The Wife has already written of our stay-at-home vacation with its trip to the dump and a couple of treasures she brought home. She left it to me, however, to share this shelf of western culture, left together in one cardboard box for whatever fellows might come along and find it.
Granted, there was a lot more in the box--dated textbooks and such, not to mention the shelves and shelves of mass-market paperbacks which line the entire back wall of the dump's swap-shack, as if, their entertainment value drained, their sole function from this point forward was to provide insulation. But one can't love and cherish every piece of garbage one comes across, can one?
There is always the risk of coming home from the dump with more than we leave there, an occurrence which rather defeats the entire purpose of the voyage. We've scored bicycles, rocking chairs, windows and doors at the dump. We've put most of it to good use, but sometimes storage is a problem.
However, yesterday we discarded a broken koi-pond liner, a metal outdoor fireplace rusted to the thickness of newspaper, several pounds of rusty chicken wire, and a leaky chicken-watering can. This completed the yard cleanup that started off the vacation, and left the backyard looking the tidiest it has since we moved back here, almost a year ago. There was little chance of returning with a bigger haul than that.
We also threw out a 40-pound, 19" Sony Trinitron CRT monitor. This it pained me to part with, since this screen has loyally displayed the machinations of various PCs for the past decade, and despite its bulk it still boasted a generous resolution.
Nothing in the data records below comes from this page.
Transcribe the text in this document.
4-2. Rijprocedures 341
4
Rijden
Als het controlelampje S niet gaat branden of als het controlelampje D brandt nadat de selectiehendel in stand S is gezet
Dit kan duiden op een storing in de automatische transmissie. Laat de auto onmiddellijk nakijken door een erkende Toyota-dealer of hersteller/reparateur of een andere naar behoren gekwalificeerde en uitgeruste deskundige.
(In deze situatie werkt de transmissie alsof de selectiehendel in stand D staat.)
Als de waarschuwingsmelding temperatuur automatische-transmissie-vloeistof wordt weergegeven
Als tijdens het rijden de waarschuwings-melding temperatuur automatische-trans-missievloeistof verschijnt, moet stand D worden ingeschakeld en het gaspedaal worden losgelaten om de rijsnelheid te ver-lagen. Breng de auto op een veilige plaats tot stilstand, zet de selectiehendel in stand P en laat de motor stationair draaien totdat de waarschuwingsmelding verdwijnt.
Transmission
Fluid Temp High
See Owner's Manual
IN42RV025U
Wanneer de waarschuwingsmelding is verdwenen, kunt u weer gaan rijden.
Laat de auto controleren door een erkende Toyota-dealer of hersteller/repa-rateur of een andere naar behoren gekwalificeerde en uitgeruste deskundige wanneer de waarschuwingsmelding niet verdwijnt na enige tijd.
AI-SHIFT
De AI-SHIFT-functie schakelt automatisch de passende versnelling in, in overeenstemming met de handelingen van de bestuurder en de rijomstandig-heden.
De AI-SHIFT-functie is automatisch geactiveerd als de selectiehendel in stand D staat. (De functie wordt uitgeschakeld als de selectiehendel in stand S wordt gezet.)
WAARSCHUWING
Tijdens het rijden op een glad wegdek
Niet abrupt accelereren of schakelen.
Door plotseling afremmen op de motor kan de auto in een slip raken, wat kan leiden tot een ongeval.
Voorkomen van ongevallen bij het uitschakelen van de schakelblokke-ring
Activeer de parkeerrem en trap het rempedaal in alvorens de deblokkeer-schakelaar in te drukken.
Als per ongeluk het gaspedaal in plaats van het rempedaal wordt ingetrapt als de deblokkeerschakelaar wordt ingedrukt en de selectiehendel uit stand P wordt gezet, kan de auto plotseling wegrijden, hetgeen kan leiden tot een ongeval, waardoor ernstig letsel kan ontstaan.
It seemed we should have been able to make something of it, like building an old-school television cabinet for it and mounting it inside with a basic internet-connected media PC. But something had gone wrong with its insides, and it displayed its colors washed out, interrupted by a series of sharp diagonal lines. The dump charges $25 to take your old CRTs, but when we renewed our dump sticker they provided us two coupons to cover disposal "hazardous items," which seemed fair to me. So there it is, ready, for the municipality to bundle and pack and process and reap the bounty of its five-to-fifteen pounds of lead*. Here's hoping they don't up and ship it off to Africa or China.
So, having unloaded an entire station wagon, it didn't seem too bad to come home with this shelf. Let's see: Maugham, Melville, Tolstoi, Fielding, Cooper, Whittier, Trollope, an anthology of stories and another of poetry, discussions of Victorian Literature, and a song-book for The Wife and friends to crack open around the campfire. All stuff I'm actually bound to read, sooner or later.
Not too bad a reward for cleaning up the yard.
* Here's something I didn't know: one the reasons CRT Monitors and TVs contain so much lead in their glass is to shield their viewers from the radiation being streamed at their eyeballs. This is where I could get all snobby about how smart I've been not to watch TV over the years. But if you pointed out how many hours I've spent staring at computer screens and video games, you'd wipe that smarmy smile right off my face.